FIN7 Capitalizes on Windows 11 Release in Latest Gambit

The FIN7 financial cybercrime gang is back, delivering JavaScript backdoors using Word documents themed around the next version of Windows.

That’s according to researchers at Anomali, who observed a recent campaign from the group that leveraged six different docs, all referencing “Windows 11 Alpha” – the “Insider Preview” version of the upcoming Windows 11 operating system from Microsoft.

Windows 11 Alpha was released to the computing giant’s developer channels in late June, and it generated buzz among the technorati for offering a glimpse of the planned upgrades that Windows users can look forward to when Windows 11 rolls out this fall.

The FIN7 crooks looked to capitalize on this, delivering the themed docs to targets at a California-based point-of-sale provider called Clearmind (likely via email), among others – all boobytrapped with malicious Visual Basic (VBA) macros.

FIN7’s Latest Attack Layout

The infection chain begins with a Microsoft Word document featuring a decoy image, telling readers that it was made with Windows 11 Alpha. The image asks the user to “Enable Editing and Enable Content” to see more.

Once the content/editing has been enabled, a VBA macro executes that takes encoded values from a hidden table inside the .doc file and deciphers them with an XOR key. This creates a script that carries out various checks on the target.

It first checks for the target system’s language. If Russian, Ukrainian or any number of other Eastern European languages are found to be the default, the script will terminate. Anomali researchers said that while it’s “accepted as an almost unofficial policy that cybercriminals based in the Commonwealth of Independent States (CIS) are generally left alone,” this particular check goes beyond those borders to include Sorbian, a minority German Slavic language; plus Estonian, Slovak and Slovenian. Those are also additions used by the REvil ransomware gang, which has been known to work with FIN7 in the past, researchers noted.

The script also checks for virtual machines, to make sure it’s not being analyzed in a sandbox environment, and will terminate if one is found. Then, interestingly, it looks to see if the target is on the domain clearmind.com – the domain of the point-of-sale (PoS) service provider. If it is, it serves as a “proceed” check.
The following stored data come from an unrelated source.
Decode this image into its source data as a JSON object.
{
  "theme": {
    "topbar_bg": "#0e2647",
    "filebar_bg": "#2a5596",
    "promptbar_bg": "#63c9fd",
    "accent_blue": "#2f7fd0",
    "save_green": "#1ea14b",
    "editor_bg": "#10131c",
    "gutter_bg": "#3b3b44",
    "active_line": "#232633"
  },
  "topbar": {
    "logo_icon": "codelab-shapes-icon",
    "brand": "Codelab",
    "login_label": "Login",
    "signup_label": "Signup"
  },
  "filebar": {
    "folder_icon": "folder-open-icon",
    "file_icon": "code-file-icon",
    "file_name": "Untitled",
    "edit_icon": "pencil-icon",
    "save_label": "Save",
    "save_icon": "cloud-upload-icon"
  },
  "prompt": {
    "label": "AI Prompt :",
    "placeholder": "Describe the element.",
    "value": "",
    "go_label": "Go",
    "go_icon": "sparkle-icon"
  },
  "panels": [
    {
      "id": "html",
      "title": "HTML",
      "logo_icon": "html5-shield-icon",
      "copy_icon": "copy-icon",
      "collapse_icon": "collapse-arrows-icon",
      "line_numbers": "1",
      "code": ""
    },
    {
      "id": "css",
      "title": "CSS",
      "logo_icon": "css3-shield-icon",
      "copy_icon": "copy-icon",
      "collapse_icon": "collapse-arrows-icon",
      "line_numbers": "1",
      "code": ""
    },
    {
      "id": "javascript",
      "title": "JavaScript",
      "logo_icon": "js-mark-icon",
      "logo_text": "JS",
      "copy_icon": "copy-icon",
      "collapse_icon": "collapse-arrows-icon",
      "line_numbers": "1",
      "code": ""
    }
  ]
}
“The specified targeting of the Clearmind domain fits well with FIN7’s preferred modus operandi,” according to Anomali’s Thursday writeup on the campaign. “As a California-based provider of PoS technology for the retail and hospitality sector, a successful infection would allow the group to obtain payment-card data and later sell the information on online marketplaces.”
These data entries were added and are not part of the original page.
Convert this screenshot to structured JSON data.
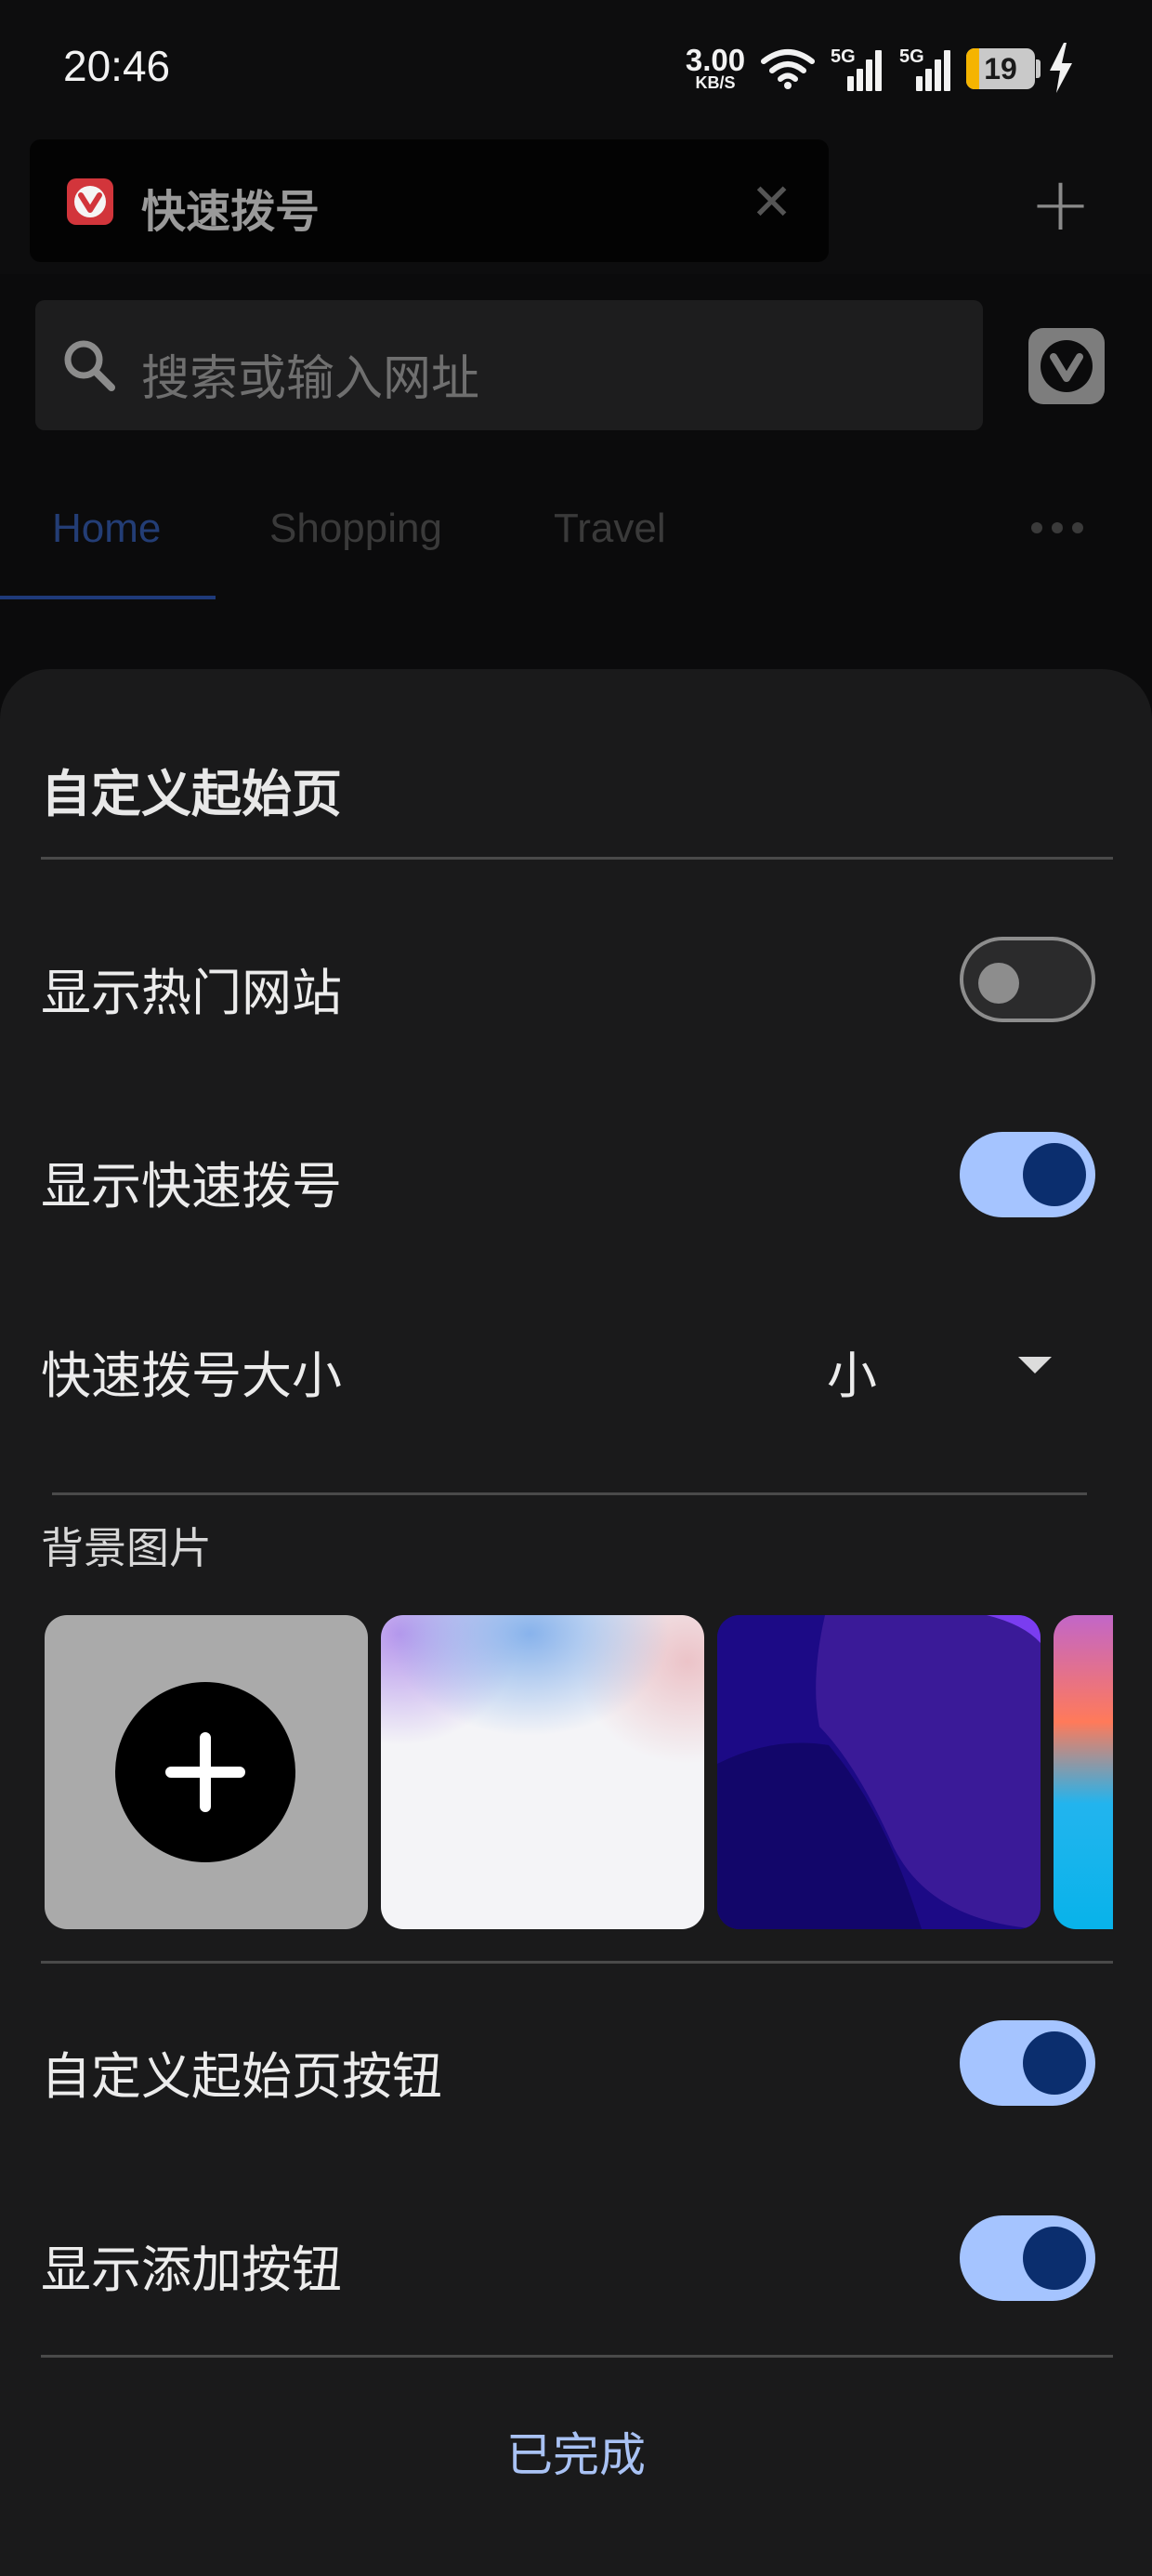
{
  "status_bar": {
    "time": "20:46",
    "net_speed_value": "3.00",
    "net_speed_unit": "KB/S",
    "sim1_type": "5G",
    "sim2_type": "5G",
    "battery_level": "19",
    "icons": [
      "wifi-icon",
      "signal-icon",
      "signal-icon",
      "battery-icon",
      "charging-icon"
    ]
  },
  "tab_strip": {
    "active_tab_title": "快速拨号",
    "favicon": "vivaldi-logo-icon",
    "close_icon": "close-icon",
    "new_tab_icon": "plus-icon"
  },
  "address_bar": {
    "placeholder": "搜索或输入网址",
    "search_icon": "search-icon",
    "menu_icon": "vivaldi-menu-icon"
  },
  "category_tabs": {
    "items": [
      {
        "label": "Home",
        "active": true
      },
      {
        "label": "Shopping",
        "active": false
      },
      {
        "label": "Travel",
        "active": false
      }
    ],
    "more_icon": "more-horizontal-icon"
  },
  "sheet": {
    "title": "自定义起始页",
    "show_top_sites": {
      "label": "显示热门网站",
      "enabled": false
    },
    "show_speed_dial": {
      "label": "显示快速拨号",
      "enabled": true
    },
    "speed_dial_size": {
      "label": "快速拨号大小",
      "value": "小"
    },
    "background": {
      "label": "背景图片",
      "thumbnails": [
        "add-background",
        "soft-pastel-gradient",
        "deep-blue-abstract",
        "sunset-ocean-gradient"
      ]
    },
    "customize_button": {
      "label": "自定义起始页按钮",
      "enabled": true
    },
    "show_add_button": {
      "label": "显示添加按钮",
      "enabled": true
    },
    "done_label": "已完成"
  },
  "colors": {
    "accent": "#a5c4ff",
    "toggle_knob_on": "#0b2e6e",
    "sheet_bg": "#1a1a1b",
    "battery_fill": "#f5b400"
  }
}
If the checks are satisfactory, the script drops a JavaScript file called “word_data.js” into the TEMP folder which, once deobfuscated, turns out to be a JavaScript backdoor that FIN7 has been employing since 2018, researchers noted. From there, FIN7 can further penetrate a victim’s machine to steal data and perform recon for lateral movement.

FIN7: No Signs of Slowing Down

FIN7 (aka Carbanak Group or Navigator Group) is a well-known threat actor that’s been circulating since at least 2015. The group typically uses malware-laced phishing attacks against victims in hopes of infiltrating systems to steal bank-card data and sell it. The gang consistently retools its malware arsenal. It has also become well-known for targeting PoS systems at casual-dining restaurants, casinos and hotels. Since 2020, it has also added ransomware/data exfiltration attacks to the mix, carefully selecting targets according to revenue using the ZoomInfo service.

The group has caught the eye of the U.S. Justice Department, which credits FIN7 with the theft of more than 15 million payment-card records and $1 billion in global losses. In the U.S. alone, the group has compromised the networks of organizations in 47 states and the District of Columbia, according to the DoJ, which in June sentenced a so-called “pen-tester” to seven years in prison and a $2.5 million fine after being convicted for payment-card theft. Other arrests and convictions have also plagued the group.

However, the legal action has done nothing to slow the group down – one month later it was back, successfully compromising at least one law firm, using as a lure a legal complaint involving the liquor company that owns Jack Daniels whiskey.

“FIN7 is one of the most notorious financially motivated groups due to the large amounts of sensitive data they have stolen through numerous techniques and attack surfaces,” according to Anomali. “Despite high-profile arrests and sentencing, including alleged higher-ranking members, the group continues to be as active as ever. U.S. prosecutors believe the group numbers around 70 individuals, meaning the group can likely accommodate these losses as other individuals will step in.”